Harvard Catalyst Profiles

This is an extension of an American Heart Association Strategically Focused Research Network (SFRN) on Cardiometabolic disease. The PI, Mark W. Feinberg, MD, is Co-Director of the Center at BWH. The Basic Project involves the discovery and characterization of novel non-coding RNAs, both miRNAs and long non-coding RNAs (lncRNAs) using diabetic mouse models in: 1) the progression and regression phases of atherosclerosis; and 2) myocardial infarction. Key observations will be validated using cellular assays and functional studies in mouse models of vascular disease. The projects would be a great opportunity for a medical student for up to 3-12 months and would provide a framework for acquiring knowledge and skills of RNA-Seq/miRNA-Seq/single cell RNA seq biology, molecular & cell biology, functional assays (ie. cell adhesion, migration, differentiation, others), and/or analyses of diseased mice depending upon the project. We utilize RNA-based therapeutics to target specific non-coding RNAs in vivo. The Feinberg Laboratory is located in the Center for Excellence in Vascular Biology at the New Research Building (NRB/ Harvard Institutes of Medicine). Lab meetings and seminars are held virtually. These projects are in various levels of maturity and I would be happy to discuss them to any HMS/HSDM students interested in learning more.

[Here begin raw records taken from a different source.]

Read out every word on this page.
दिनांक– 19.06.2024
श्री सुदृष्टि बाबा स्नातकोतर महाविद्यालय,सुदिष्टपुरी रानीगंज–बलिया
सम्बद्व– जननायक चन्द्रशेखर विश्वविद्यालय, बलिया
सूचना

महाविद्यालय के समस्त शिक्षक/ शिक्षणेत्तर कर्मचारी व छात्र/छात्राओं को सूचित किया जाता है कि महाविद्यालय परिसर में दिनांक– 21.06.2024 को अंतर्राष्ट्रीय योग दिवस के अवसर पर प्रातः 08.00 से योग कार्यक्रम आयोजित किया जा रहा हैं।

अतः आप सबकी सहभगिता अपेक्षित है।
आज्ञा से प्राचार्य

We have several research projects involving either microRNAs or lncRNAs identified in specific cell types important in cardiovascular diseases such as atherosclerosis, myocardial infarction, and limb ischemia. Studies are examining these non-coding RNAs from mice to human samples and focus on evolutionarily conserved ncRNAs and their targets. Related projects available involve expression, functional, and mechanistic studies of such factors in a given cell type such as monocyte/macrophages, T cells (T regulatory cells), or endothelial cells. For microRNAs identified, validation studies would also include using available databases and bioinformatics to verify gene targets and binding to 3’-UTR regions. For lncRNAs, both cis and trans-regulated mechanisms are pursued. Key observations will be validated using functional assays in mouse models of vascular disease. The projects would be a great opportunity for a medical student for 3-12 months and would provide a framework for acquiring knowledge and skills of RNA-Seq/miRNA-Seq biology, molecular & cell biology, functional assays (ie. cell adhesion, migration, differentiation, others), and/or analyses of diseased mice depending upon the project. The setting would include laboratory meetings at the Center for Excellence in Vascular Biology at the New Research Building (NRB/ Harvard Institutes of Medicine) as well as weekly divisional meetings. These projects are in various levels of maturity and I would be happy to discuss them to any HMS/HSDM students interested in learning more.

We have generated a unique heart failure with preserved ejection failure (HFpEF) model across males, females, and ovariectomized female mice which will provide a unique opportunity to learn about the role of non-coding RNAs and their targets in the pathogenesis of cardiovascular disease and sex-associated differences. We have several -omics datasets (single cell RNA-seq / RNA-seq / ATAC-seq) and top targets can be explored in cell-based assays or expression in tissue samples. The student would be involved in a focused aspect of the project depending on time commitment.

We have identified a smooth muscle cell specific long non-coding RNA (lncRNA) that is evolutionary conserved from mice to human subjects. We use genetic KO mice and inhibitors to the lncRNA to uncover its role in mouse models of atherosclerosis, hypertension, and vascular remodeling. Mechanistic studies are also being explored to understand how this lncRNA regulates SMC biology in cell-based assays utilizing a combination of RNA pulldowns, siRNA knockdown, or isolation of KO SMCs from mice. Depending on time commitment, a focused aspect of this project can help illuminate its role in cardiovascular disease from mice to human samples.